What would a fair UFT contract look like?

Contract negotiations are under way, though without an end-time in sight. We’ll soon see if the City was bluffing when it made its ultimatum that healthcare must be ‘fixed’ before they really sit down to negotiate, especially on raises. Their deadline for the City Council to amend Administrative Code 12-126 was Nov. 23rd. That’s only a few days away, and despite heavy lobbying from the Unity-led UFT, there doesn’t seem to be much interest by our representatives to remove healthcare protections for in-service and retired municipal workers. The ‘either’/’or’ vision of our contract–decent healthcare or raises–was always an absurd premise for our own union to champion. We should have been fighting for other funding methods, like a stock transfer tax, to strengthen and expand our healthcare resources. Instead, Michael Mulgrew misled us, placing a massive giveback in a hidden appendix of the last contract that committed us to find millions of dollars of recurring ‘healthcare savings,’ despite knowing full-well that healthcare costs were rising. Then, he had the audacity to say that there were ‘no givebacks‘ to a room full of delegates and chapter leaders. I was in that DA. I believed him. I told my members to believe him. I was wrong.

UFT leadership used to mobilize membership to fight for more. When the City tried to take things from us, we struck. Now, UFT leadership hides things from us, so we don’t notice it’s being taken away. If we notice, they throw propaganda at us, misdirecting members on their motives. Or they sit us down and tell us we deserve less, because the rest of the country is also getting less. A sea of blue shirts in solidarity for a ‘fair contract’ creates a façade masking the reality: our leaders are merely managing decline. Healthcare, wages, and working conditions are all on their way down. Union management will take on the task, not of organizing us to fight, but of disorganizing overworked members into acquiescence.

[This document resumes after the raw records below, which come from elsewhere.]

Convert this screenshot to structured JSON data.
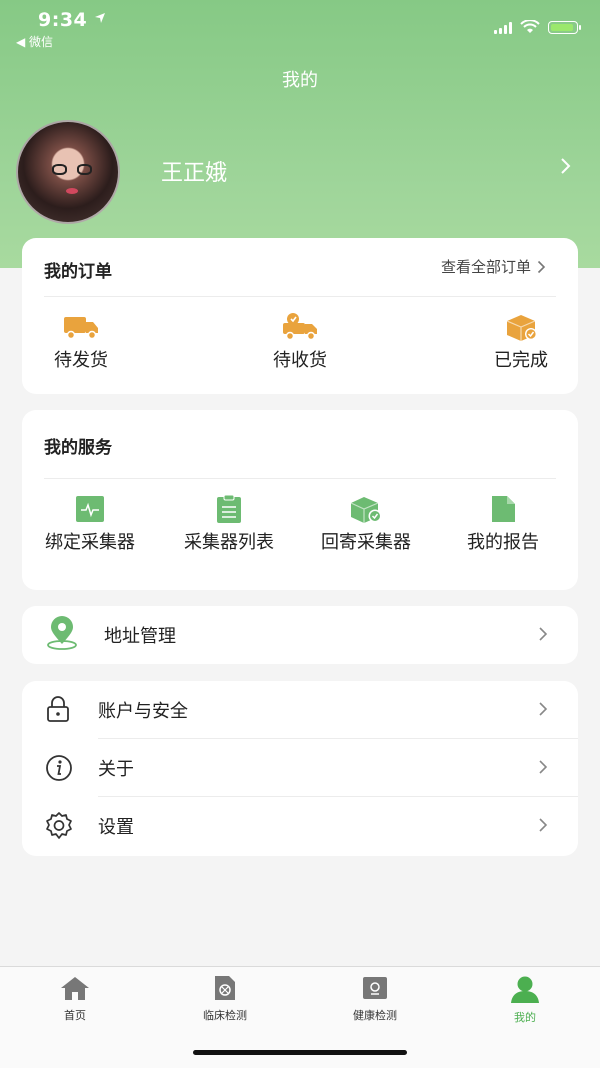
{
  "status_bar": {
    "time": "9:34",
    "back_app": "◀ 微信"
  },
  "page": {
    "title": "我的"
  },
  "user": {
    "name": "王正娥"
  },
  "orders": {
    "title": "我的订单",
    "view_all": "查看全部订单",
    "items": [
      {
        "label": "待发货",
        "icon": "truck-icon"
      },
      {
        "label": "待收货",
        "icon": "delivery-truck-icon"
      },
      {
        "label": "已完成",
        "icon": "package-done-icon"
      }
    ]
  },
  "services": {
    "title": "我的服务",
    "items": [
      {
        "label": "绑定采集器",
        "icon": "bind-device-icon"
      },
      {
        "label": "采集器列表",
        "icon": "clipboard-list-icon"
      },
      {
        "label": "回寄采集器",
        "icon": "return-box-icon"
      },
      {
        "label": "我的报告",
        "icon": "report-file-icon"
      }
    ]
  },
  "address": {
    "label": "地址管理",
    "icon": "location-pin-icon"
  },
  "settings_list": [
    {
      "label": "账户与安全",
      "icon": "lock-icon"
    },
    {
      "label": "关于",
      "icon": "info-icon"
    },
    {
      "label": "设置",
      "icon": "gear-icon"
    }
  ],
  "tabbar": {
    "items": [
      {
        "label": "首页",
        "icon": "home-icon"
      },
      {
        "label": "临床检测",
        "icon": "clinical-test-icon"
      },
      {
        "label": "健康检测",
        "icon": "health-test-icon"
      },
      {
        "label": "我的",
        "icon": "profile-icon",
        "active": true
      }
    ]
  },
  "colors": {
    "accent": "#4caf50",
    "header": "#86c985",
    "order_icon": "#e9a33d",
    "service_icon": "#6dbb72"
  }
}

We can talk about what a fair contract would look like all we want, but until UFT leadership agrees to organize rather than obfuscate, we aren’t getting anything close to what we deserve. If that day comes, here are New Action’s demands for a fair contract:

NEW ACTION/UFT PROPOSALS FOR CONTRACT DEMANDS

  1. Pay raises in line with surrounding districts
  2. Maximum salary should be reached in 10 years like many other unions
  3. Reduce class size in every division
  4. Reduce caseloads of counselors, school psychologists, and other titles
  5. No agreement to place new hires into HMOs 
  6. End Fair Student Funding/Return to Unit Costing to end discrimination/harassment of veteran teachers
  7. Fight the attacks on Chapter Leaders and chapter members
  8. Fight abusive principals and place abusers on a UFT Watch List/Send teams into these schools
  9. Reinstitute seniority transfers
  10. End ATR pool by placement in vacancies
  11. Work to end school segregation
  12. Work to increase staff diversity
  13. Restore the right to grieve letters in the file
  14. Allow members to challenge principal’s judgment on observation reports
  15. Remove the Danielson Framework and decouple test scores from evaluations. Reform the evaluation system to be teacher led.
  16. Set penalties for administrators who repeatedly violate class size provisions
  17. And NO MORE healthcare givebacks!!!!